Molinari and a team including Detroit Lions President Rod Wood have been pursuing the NFL draft for the past five years. The league held its annual draft in New York for nearly 50 years, but began moving the event among its team cities in 2015, to cities such as Chicago, Philadelphia, Dallas and Nashville.
“When a brand as iconic and as ever-present as the NFL puts their stamp of approval on you and says, ‘We’re going to hold one of our biggest marquee events in your city,’ I think that really speaks to just how much of a change Detroit has gone through,” Molinari said.
Large attendance numbers expected
In 2019, the NFL said 600,000 people came to Nashville for the draft over a period of three days.
The Super Bowl XL in 2006, meanwhile, drew 100,000 people to Detroit, and about another 100,000 came to the city in 2009 for the NCAA Men’s Basketball Final Four tournament.
More recently, earlier in March the 2022 NCAA Division I Wrestling Championships were held at Little Caesars Arena, bringing 40,000 people to downtown Detroit, said Molinari. The draft is expected to be “far ahead of that,” he said.
But these events don’t come for free
Molinari and cities that have hosted the draft call it an economic windfall. The visitors bureau of Philadelphia said the draft created a $94 million economic impact. Dallas says it reaped $125 million, while Nashville touted a $133 million boon from hosting in 2019.
Those estimates are based on reports commissioned by the visitor’s bureaus tasked with ensuring the events are a success.
But there are costs.
“We are going to work with our partners at the City of Detroit and the State of Michigan, but there is no financial obligation from those political entities at this time,” said Chris Moyer, senior director of communications for Visit Detroit.
He also said Visit Detroit has a “significant portion” of the funding needed to pay for the event, largely in the forms of commitments via private donations. But they’re planning additional fundraising efforts in the months to come.
There’s no guarantee the state and city won’t open their coffers in the future — it’s happened with multiple other drafts.
Philadelphia chipped in about $500,000 in 2017, according to local publication Billy Penn. The State of Texas used more than $2.1 million from a taxpayer-stocked fund created especially to defray the costs of big events, according to the Dallas Morning News.
Stefan Szymanski, a professor of sports management at the University of Michigan, said one-time events like these aren’t the economic windfall they’re cracked up to be.
Szymanski said compared with metro Detroit’s annual gross domestic product of around $260 billion, the visitor spending coming from this event amounts to, at most, one-tenth of one percent of all economic activities.
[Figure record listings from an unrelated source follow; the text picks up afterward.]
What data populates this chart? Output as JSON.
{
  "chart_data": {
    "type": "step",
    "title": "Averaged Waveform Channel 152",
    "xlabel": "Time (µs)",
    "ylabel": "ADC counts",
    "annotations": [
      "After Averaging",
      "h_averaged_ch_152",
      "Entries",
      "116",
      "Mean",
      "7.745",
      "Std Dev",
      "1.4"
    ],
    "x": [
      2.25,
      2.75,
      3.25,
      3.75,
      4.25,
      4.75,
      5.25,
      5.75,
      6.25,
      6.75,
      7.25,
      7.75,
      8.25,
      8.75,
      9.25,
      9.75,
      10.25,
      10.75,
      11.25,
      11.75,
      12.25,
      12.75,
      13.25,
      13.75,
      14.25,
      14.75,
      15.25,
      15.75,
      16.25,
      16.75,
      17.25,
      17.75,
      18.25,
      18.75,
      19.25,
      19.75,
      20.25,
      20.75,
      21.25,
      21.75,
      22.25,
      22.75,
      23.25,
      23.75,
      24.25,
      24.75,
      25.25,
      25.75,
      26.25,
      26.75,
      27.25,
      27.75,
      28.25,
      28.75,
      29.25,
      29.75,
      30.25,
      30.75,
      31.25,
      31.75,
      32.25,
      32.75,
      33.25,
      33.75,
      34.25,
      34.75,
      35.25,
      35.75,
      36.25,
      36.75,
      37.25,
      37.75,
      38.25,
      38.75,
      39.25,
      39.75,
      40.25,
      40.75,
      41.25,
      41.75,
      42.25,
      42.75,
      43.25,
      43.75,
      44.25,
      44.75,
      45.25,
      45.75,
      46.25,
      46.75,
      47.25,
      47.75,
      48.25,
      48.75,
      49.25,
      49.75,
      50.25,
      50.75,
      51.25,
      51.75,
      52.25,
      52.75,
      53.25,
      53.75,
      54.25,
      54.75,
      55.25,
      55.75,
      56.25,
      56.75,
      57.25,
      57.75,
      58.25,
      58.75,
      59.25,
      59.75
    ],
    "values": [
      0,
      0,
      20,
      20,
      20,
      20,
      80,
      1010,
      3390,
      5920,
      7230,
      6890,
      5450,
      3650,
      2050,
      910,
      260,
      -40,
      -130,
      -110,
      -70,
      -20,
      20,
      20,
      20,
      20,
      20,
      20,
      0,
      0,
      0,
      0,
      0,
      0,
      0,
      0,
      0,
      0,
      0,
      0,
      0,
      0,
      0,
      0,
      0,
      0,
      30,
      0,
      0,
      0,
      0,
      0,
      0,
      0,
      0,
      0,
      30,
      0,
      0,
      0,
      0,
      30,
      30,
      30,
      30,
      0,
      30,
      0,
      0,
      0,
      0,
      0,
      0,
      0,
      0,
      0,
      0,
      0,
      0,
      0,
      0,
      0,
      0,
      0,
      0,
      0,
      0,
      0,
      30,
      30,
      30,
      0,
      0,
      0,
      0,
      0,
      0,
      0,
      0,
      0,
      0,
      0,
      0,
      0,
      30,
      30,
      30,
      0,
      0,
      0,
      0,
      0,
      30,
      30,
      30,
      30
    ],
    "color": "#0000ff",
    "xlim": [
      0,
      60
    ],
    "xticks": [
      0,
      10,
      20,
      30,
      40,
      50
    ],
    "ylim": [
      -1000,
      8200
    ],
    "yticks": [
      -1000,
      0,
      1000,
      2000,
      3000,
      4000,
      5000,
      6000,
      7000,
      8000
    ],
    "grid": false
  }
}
And these events don’t come into town for free, he said, citing costs such as redirecting traffic.
“That’s money that could be spent on other activities, which might actually be more useful for the local economy like providing children with a proper education or providing proper health care,” he said.
City officials, though, say hosting the draft will provide an international spotlight on Detroit and will highlight the city’s recent progress, like Ford Motor Co.’s redevelopment of Michigan Central Station, which is scheduled to be completed before 2024.
“The NFL draft will be a perfect time for media and visitors from around the country to see the progress our city has made and continues to make,” Hakim Berry, chief operating officer of the city of Detroit, said in an emailed statement.